Si les journalistes doivent témoigner des violences lors des manifestations contre la loi travail, ils doivent tout autant rendre compte des violences policières inacceptables comme les tirs de flash-ball dans les visages, les lancers de grenade de désencerclement en hauteur et non au sol, les coups de matraque sur des manifestant.e.s assis.es, ou la tactique provocatrice de la coupure des cortèges, sans parler des canons à eau employés à la va-vite sans aucun discernement et du retour des voltigeurs qui n’avaient plus été vu depuis 1986 !
De plus, de nombreux.ses manifestant.e.s blessé.e.s se retrouvent en grande difficulté pour déposer plainte, car des commissariats du Rhône refusent d’enregistrer leurs plaintes et s’assoient ainsi sur un droit constitutionnel !
Les journalistes présents lors des manifestations ne peuvent pas ne pas avoir vu ces violences policières.

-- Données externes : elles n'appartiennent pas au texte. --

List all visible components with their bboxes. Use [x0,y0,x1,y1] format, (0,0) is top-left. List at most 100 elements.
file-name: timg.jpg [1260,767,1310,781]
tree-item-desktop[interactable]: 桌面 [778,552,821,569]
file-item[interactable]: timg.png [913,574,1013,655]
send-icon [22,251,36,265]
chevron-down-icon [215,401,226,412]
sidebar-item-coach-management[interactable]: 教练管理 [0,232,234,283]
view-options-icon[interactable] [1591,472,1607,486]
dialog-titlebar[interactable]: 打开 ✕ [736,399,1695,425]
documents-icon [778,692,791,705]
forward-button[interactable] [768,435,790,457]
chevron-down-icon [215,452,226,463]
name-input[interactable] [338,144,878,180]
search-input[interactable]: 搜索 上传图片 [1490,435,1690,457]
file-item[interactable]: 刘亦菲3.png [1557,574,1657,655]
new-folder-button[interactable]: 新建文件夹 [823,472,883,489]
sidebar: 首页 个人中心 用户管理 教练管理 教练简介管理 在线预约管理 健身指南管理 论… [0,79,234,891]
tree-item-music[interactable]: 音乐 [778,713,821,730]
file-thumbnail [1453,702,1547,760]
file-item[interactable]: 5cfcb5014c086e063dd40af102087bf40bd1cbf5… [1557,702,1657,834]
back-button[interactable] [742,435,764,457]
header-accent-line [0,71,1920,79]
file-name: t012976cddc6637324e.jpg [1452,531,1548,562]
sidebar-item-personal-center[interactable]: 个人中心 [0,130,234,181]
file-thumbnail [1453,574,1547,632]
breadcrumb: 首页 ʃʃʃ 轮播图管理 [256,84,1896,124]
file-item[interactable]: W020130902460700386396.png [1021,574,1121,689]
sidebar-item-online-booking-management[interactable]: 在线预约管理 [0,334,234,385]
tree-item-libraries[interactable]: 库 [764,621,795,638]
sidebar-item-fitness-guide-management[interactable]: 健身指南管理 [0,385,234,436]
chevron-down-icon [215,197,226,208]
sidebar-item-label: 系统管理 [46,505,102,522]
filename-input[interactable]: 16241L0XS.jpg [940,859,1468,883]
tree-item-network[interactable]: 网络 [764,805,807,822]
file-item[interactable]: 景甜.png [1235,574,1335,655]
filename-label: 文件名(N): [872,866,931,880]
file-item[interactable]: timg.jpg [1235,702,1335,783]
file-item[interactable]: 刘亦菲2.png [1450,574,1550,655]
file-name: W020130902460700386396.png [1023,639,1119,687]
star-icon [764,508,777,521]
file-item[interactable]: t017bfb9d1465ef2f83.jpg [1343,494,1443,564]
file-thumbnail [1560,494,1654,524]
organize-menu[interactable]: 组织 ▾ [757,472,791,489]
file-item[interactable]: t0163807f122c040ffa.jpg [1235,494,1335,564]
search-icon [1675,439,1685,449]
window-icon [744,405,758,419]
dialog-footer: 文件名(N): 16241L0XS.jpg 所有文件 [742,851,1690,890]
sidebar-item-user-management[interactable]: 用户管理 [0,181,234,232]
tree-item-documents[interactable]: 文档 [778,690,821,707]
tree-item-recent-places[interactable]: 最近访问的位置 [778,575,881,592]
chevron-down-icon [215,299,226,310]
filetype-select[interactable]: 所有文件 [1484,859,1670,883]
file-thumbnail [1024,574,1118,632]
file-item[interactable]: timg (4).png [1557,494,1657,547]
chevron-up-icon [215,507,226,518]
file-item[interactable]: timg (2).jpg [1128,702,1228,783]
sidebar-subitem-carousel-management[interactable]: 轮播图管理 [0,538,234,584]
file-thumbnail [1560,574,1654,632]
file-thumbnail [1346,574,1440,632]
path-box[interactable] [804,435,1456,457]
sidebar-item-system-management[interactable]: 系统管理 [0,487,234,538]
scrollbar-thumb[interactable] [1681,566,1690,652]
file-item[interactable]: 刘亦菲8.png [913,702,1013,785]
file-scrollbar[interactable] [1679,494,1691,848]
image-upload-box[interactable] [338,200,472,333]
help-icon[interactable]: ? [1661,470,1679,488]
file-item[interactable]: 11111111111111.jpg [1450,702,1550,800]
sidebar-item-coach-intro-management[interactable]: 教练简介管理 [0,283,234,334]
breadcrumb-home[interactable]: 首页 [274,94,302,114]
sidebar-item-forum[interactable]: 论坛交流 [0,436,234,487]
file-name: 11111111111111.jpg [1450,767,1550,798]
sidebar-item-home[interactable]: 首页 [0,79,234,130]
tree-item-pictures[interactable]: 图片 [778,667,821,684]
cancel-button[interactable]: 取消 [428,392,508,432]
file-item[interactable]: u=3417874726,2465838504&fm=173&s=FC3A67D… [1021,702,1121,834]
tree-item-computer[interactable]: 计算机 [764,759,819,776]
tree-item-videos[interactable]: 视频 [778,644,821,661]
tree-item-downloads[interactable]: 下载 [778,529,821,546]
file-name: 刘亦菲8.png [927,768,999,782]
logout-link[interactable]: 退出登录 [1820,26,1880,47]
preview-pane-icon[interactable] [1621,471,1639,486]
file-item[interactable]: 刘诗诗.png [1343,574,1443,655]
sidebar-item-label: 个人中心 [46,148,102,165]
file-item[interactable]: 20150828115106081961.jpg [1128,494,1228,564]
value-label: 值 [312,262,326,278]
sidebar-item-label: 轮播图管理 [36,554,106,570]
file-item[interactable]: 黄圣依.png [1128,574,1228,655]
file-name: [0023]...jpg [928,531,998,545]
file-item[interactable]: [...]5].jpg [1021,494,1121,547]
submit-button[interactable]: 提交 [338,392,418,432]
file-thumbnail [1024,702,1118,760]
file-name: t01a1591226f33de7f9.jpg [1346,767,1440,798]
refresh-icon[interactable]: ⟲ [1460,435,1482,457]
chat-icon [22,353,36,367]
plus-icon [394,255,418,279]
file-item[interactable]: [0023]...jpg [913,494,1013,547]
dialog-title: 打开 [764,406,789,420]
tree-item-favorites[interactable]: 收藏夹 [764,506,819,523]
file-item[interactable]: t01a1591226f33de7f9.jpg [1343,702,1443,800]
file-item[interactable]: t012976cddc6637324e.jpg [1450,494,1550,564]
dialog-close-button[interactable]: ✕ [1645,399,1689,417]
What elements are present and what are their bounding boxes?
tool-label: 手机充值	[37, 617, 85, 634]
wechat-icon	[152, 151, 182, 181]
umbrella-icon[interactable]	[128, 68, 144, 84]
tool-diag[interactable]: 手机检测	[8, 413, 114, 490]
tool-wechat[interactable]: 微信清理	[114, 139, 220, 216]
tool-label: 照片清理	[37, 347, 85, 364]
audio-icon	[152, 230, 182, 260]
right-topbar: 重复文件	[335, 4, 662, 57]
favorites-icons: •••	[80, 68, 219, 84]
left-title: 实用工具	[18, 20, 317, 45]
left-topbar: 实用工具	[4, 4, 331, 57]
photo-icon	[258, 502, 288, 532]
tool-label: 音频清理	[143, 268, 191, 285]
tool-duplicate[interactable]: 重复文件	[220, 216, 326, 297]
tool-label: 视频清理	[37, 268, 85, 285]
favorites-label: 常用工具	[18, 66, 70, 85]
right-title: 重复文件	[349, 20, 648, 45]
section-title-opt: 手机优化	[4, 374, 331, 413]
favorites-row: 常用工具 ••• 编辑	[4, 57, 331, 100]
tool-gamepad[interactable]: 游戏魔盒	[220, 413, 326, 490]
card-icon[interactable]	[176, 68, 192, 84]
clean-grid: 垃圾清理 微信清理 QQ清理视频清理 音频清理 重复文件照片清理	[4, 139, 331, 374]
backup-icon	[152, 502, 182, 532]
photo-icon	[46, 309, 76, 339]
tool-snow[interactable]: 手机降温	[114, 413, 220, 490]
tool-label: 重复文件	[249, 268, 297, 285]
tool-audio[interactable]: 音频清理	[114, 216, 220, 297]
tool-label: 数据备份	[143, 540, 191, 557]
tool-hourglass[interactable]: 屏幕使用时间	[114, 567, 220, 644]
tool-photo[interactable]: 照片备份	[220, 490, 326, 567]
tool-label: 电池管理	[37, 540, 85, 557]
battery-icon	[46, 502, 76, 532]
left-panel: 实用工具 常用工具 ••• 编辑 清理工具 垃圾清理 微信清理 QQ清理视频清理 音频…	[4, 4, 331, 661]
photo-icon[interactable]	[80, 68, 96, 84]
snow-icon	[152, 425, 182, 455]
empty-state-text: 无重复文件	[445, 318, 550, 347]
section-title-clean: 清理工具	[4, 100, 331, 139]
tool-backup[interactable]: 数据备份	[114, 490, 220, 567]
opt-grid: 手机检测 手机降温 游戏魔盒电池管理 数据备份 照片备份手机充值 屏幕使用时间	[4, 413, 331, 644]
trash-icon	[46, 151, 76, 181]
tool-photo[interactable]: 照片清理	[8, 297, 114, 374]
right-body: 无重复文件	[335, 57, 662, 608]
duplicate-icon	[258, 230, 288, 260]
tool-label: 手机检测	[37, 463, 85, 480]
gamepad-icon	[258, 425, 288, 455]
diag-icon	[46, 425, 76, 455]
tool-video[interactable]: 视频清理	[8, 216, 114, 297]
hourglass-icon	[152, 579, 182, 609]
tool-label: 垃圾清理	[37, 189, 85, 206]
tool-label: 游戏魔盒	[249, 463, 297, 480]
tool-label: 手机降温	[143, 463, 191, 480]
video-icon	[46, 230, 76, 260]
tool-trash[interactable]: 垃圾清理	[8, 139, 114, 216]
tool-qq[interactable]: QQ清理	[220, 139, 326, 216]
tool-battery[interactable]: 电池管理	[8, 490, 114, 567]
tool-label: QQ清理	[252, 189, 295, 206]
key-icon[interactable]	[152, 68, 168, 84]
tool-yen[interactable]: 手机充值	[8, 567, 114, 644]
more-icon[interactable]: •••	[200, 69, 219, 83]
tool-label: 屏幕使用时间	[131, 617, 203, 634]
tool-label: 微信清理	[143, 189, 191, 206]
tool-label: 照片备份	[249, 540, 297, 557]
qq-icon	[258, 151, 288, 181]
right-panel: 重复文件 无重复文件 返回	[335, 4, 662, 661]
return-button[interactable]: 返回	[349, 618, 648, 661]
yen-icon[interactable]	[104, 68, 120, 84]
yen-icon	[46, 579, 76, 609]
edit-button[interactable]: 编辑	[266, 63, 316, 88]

En outre, il y a suffisamment de témoignages, de récits et d’images de blessures sur les réseaux sociaux pour que les journalistes trouvent matière à relater de manière équilibrée de la réalité du malaise social qui s’exprime dans les rues du pays.
Nous en appelons donc à votre déontologie et à votre impartialité pour rééquilibrer les messages diffusés par la presse en recentrant le débat sur le fond, à savoir l’iniquité de la loi Travail qui veut inverser les normes du code du travail, et de faire état des propositions que les syndicats du Rhône et France portent pour un renforcement du code du travail qui ne nous renverrait pas au XIXème siècle.